I hate to be a downer in This Week In Anime, especially since I know a lot of people really like Pacific Rim. But all I can do is offer a shrug at Pacific Rim: The Black. Even this year alone, Back Arrow showed how you can take personalized mechs and make it breezy, energetic and fun while still having a tense politically-charged storyline and memorable characters. And next month, Trigger's gonna drop a sequel series to its beloved, emotional SSSS.Gridman in the form of SSSS.Dynazenon. So from where I'm standing, all PR:TB has going for it is jingling giant-robot-shaped keys in my face. I'd hate to be so down on this when someone put their very beloved OC Mei into the show, but even she just feels like someone's Oni OC.
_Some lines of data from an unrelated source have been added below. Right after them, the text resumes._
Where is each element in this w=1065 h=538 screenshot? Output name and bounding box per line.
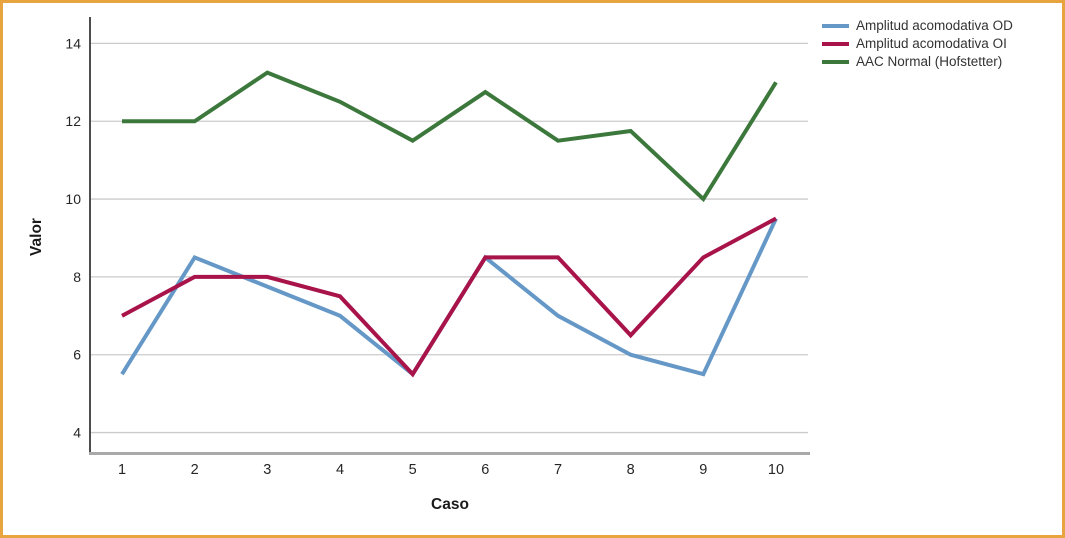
legend-label: AAC Normal (Hofstetter)	[856, 54, 1003, 69]
x-tick-label: 3	[263, 462, 271, 478]
legend-line-swatch-icon	[822, 23, 849, 28]
legend-label: Amplitud acomodativa OD	[856, 18, 1013, 33]
legend-label: Amplitud acomodativa OI	[856, 36, 1007, 51]
x-tick-label: 6	[481, 462, 489, 478]
x-tick-label: 1	[118, 462, 126, 478]
y-tick-label: 6	[73, 347, 81, 363]
y-tick-label: 14	[65, 35, 81, 51]
legend-entry: Amplitud acomodativa OI	[822, 36, 1013, 51]
x-tick-label: 2	[191, 462, 199, 478]
series-line-0	[120, 217, 778, 378]
x-tick-label: 8	[627, 462, 635, 478]
series-line-1	[121, 216, 777, 378]
x-tick-label: 9	[699, 462, 707, 478]
y-tick-label: 12	[65, 113, 81, 129]
y-tick-label: 8	[73, 269, 81, 285]
x-axis-title: Caso	[431, 496, 469, 513]
x-tick-label: 5	[409, 462, 417, 478]
y-tick-label: 4	[73, 425, 81, 441]
series-line-2	[122, 70, 778, 203]
x-tick-label: 4	[336, 462, 344, 478]
y-axis-title: Valor	[28, 218, 45, 256]
legend-line-swatch-icon	[822, 41, 849, 46]
y-tick-label: 10	[65, 191, 81, 207]
chart-legend: Amplitud acomodativa OD Amplitud acomodat…	[822, 18, 1013, 72]
x-tick-label: 10	[768, 462, 784, 478]
legend-entry: Amplitud acomodativa OD	[822, 18, 1013, 33]
legend-line-swatch-icon	[822, 59, 849, 64]
legend-entry: AAC Normal (Hofstetter)	[822, 54, 1013, 69]
x-tick-label: 7	[554, 462, 562, 478]
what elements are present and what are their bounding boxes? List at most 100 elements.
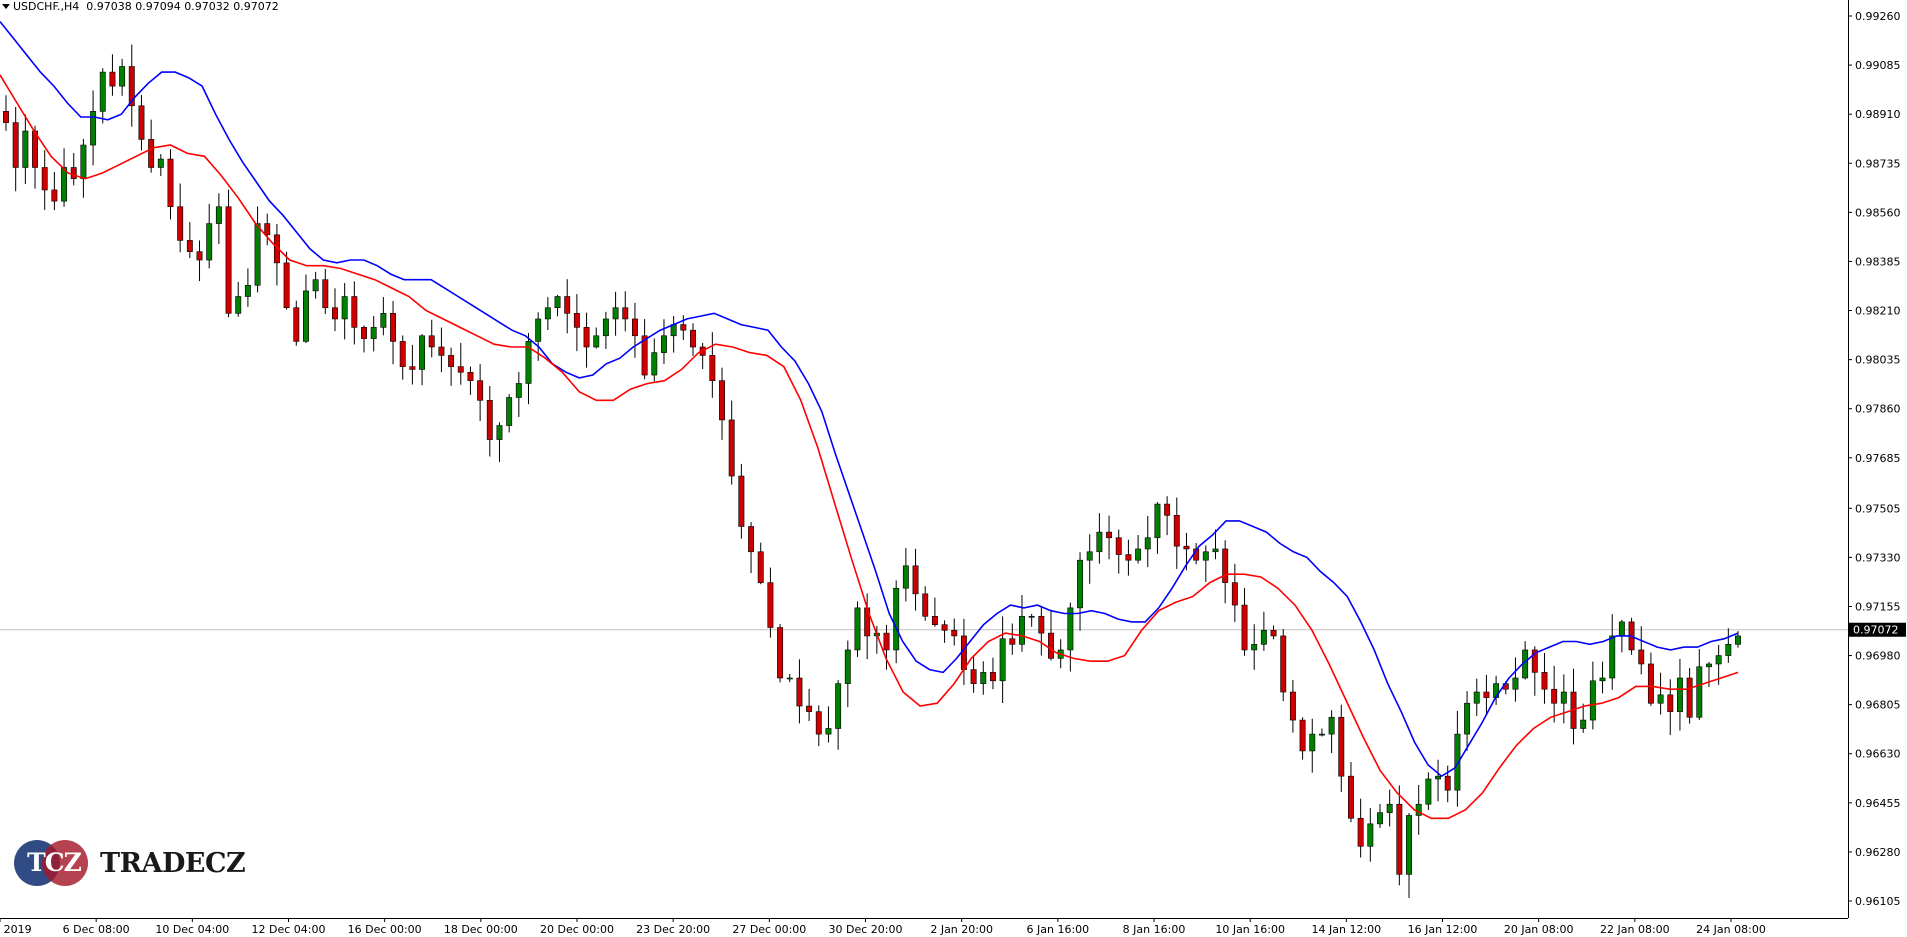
time-tick-label: 20 Dec 00:00 [540,923,614,936]
candle-body [1435,775,1442,780]
candle-body [254,223,261,286]
time-tick-label: 12 Dec 04:00 [252,923,326,936]
candle-body [893,587,900,651]
candle-body [215,206,222,224]
candle-body [1396,803,1403,875]
candle-body [1289,691,1296,721]
candle-body [177,206,184,241]
candle-body [1715,655,1722,665]
time-tick-label: 20 Jan 08:00 [1504,923,1574,936]
candle-body [70,167,77,179]
candle-body [399,341,406,367]
time-tick-label: 23 Dec 20:00 [636,923,710,936]
candle-body [525,341,532,384]
candle-body [709,355,716,381]
candle-body [167,158,174,208]
candle-body [1638,649,1645,665]
candle-body [1686,677,1693,718]
candle-body [535,318,542,342]
candle-body [361,327,367,339]
candle-body [1048,632,1054,659]
ohlc-values: 0.97038 0.97094 0.97032 0.97072 [86,0,279,13]
candle-body [796,677,803,707]
logo-abbreviation: TCZ [27,848,82,877]
red-moving-average-line [0,74,1739,820]
price-tick-label: 0.96805 [1855,699,1901,712]
candle-body [1280,635,1287,693]
candle-body [1706,663,1712,668]
candle-body [1019,615,1025,645]
candle-body [941,624,948,631]
candle-body [1386,803,1393,813]
candle-body [728,419,735,477]
price-tick-label: 0.96455 [1855,797,1901,810]
candle-body [1406,815,1412,875]
candle-body [951,630,958,637]
candle-body [661,335,667,353]
candle-body [448,355,455,367]
candle-body [1483,691,1490,698]
candle-body [1425,778,1432,805]
symbol-header[interactable]: USDCHF.,H4 0.97038 0.97094 0.97032 0.970… [0,0,279,14]
candle-body [912,565,919,595]
time-tick-label: 22 Jan 08:00 [1600,923,1670,936]
candle-body [1251,644,1258,651]
price-tick-label: 0.97330 [1855,551,1901,564]
candle-body [428,335,435,348]
candle-body [477,380,484,401]
candle-body [1086,551,1093,561]
chart-frame [0,0,1849,919]
price-tick-label: 0.96980 [1855,650,1901,663]
candle-body [573,313,580,328]
candle-body [515,383,522,398]
moving-averages [0,21,1739,820]
candle-body [1531,649,1538,673]
candle-body [1038,615,1045,634]
candle-body [1231,582,1238,606]
candle-body [806,705,813,712]
time-tick-label: 30 Dec 20:00 [829,923,903,936]
price-tick-label: 0.97685 [1855,452,1901,465]
candle-body [206,223,213,261]
candle-body [631,318,638,337]
time-tick-label: 27 Dec 00:00 [732,923,806,936]
candle-body [244,284,251,297]
candle-body [1735,635,1741,645]
candle-body [1444,775,1451,791]
candle-body [767,582,774,628]
candle-body [186,240,193,252]
candle-body [1580,719,1587,729]
time-tick-label: 14 Jan 12:00 [1312,923,1382,936]
candle-body [1115,537,1122,555]
candle-body [1657,694,1664,704]
time-tick-label: 6 Dec 08:00 [63,923,130,936]
candle-body [1348,775,1354,819]
candle-body [109,71,116,87]
candle-body [283,262,290,309]
candle-body [302,290,309,342]
candle-body [825,728,832,735]
candle-body [1618,621,1625,637]
dropdown-triangle-icon[interactable] [2,4,10,9]
candle-body [670,324,677,337]
candle-body [641,335,648,376]
candle-body [322,279,329,309]
candle-body [99,71,106,112]
candle-body [602,318,609,337]
price-tick-label: 0.98385 [1855,255,1901,268]
price-axis: 0.99260 0.99085 0.98910 0.98735 0.98560 0.983… [1848,10,1906,908]
candle-body [738,475,745,527]
candle-body [883,632,890,651]
time-tick-label: 10 Dec 04:00 [155,923,229,936]
time-tick-label: 8 Jan 16:00 [1123,923,1186,936]
current-price-label: 0.97072 [1853,624,1899,637]
candle-body [496,425,503,440]
candle-body [61,167,68,202]
candle-body [1299,719,1306,752]
candles [3,44,1741,899]
time-tick-label: 16 Dec 00:00 [348,923,422,936]
candle-body [1241,604,1248,651]
candle-body [989,672,996,682]
candle-body [225,206,232,314]
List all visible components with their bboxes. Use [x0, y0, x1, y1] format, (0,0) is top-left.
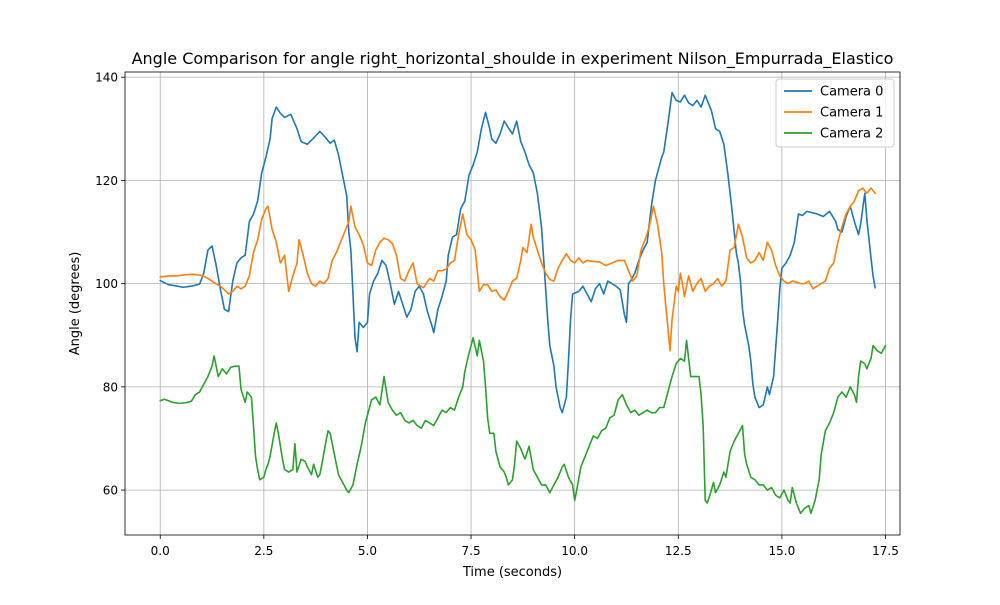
series-line-camera-2 [159, 337, 887, 515]
y-tick-label: 140 [95, 71, 118, 85]
plot-area-frame [124, 71, 901, 536]
series-lines [159, 91, 887, 515]
x-tick-label: 7.5 [462, 544, 481, 558]
legend-label: Camera 0 [820, 85, 883, 100]
chart-title: Angle Comparison for angle right_horizon… [132, 49, 894, 69]
series-line-camera-1 [159, 187, 876, 352]
axis-ticks: 0.0 2.5 5.0 7.5 10.0 12.5 15.0 17.5 60 80 100 120 14… [95, 71, 899, 558]
y-tick-label: 100 [95, 277, 118, 291]
x-tick-label: 5.0 [358, 544, 377, 558]
x-tick-label: 15.0 [769, 544, 796, 558]
x-tick-label: 10.0 [561, 544, 588, 558]
x-tick-label: 2.5 [254, 544, 273, 558]
plot-area-background [125, 72, 900, 535]
x-tick-label: 0.0 [151, 544, 170, 558]
y-tick-label: 120 [95, 174, 118, 188]
x-tick-label: 12.5 [665, 544, 692, 558]
y-tick-label: 60 [103, 484, 118, 498]
legend: Camera 0 Camera 1 Camera 2 [775, 78, 895, 148]
y-axis-label: Angle (degrees) [68, 252, 83, 356]
grid-lines [125, 72, 900, 535]
legend-box [775, 78, 895, 148]
x-axis-label: Time (seconds) [462, 565, 562, 580]
series-line-camera-0 [159, 91, 876, 414]
x-tick-label: 17.5 [872, 544, 899, 558]
legend-label: Camera 2 [820, 127, 883, 142]
legend-label: Camera 1 [820, 106, 883, 121]
y-tick-label: 80 [103, 380, 118, 394]
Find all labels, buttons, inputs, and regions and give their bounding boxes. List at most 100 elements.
I deeply, painfully wished I liked anything with the words "Pacific Rim" on it more than I do. But Pacific Rim: The Black just can't manage it.
I feel like it has less to do with Pacific Rim as a concept and more to just PR:TB going through the same Netflix CGI anime beats as any other Netflix CGI show. The direction doesn't stand out enough, the characters aren't allowed to emote because of the constraints of the animation, and any pathos that's there gets lost in favor of moving the plot forward. There's never a true victory out in the Blackout Zone, and unlike something like Japan Sinks 2020, it doesn't really settle long enough for us to feel like it's saying anything about that.

Also, all of this just makes me upset that I'm not getting the CGI monster show I actually want to watch next season: Godzilla Singular Point!! Curse you Netflix Jail!!!
I think Mei might have some sage wisdom for us. Mei, you got anything?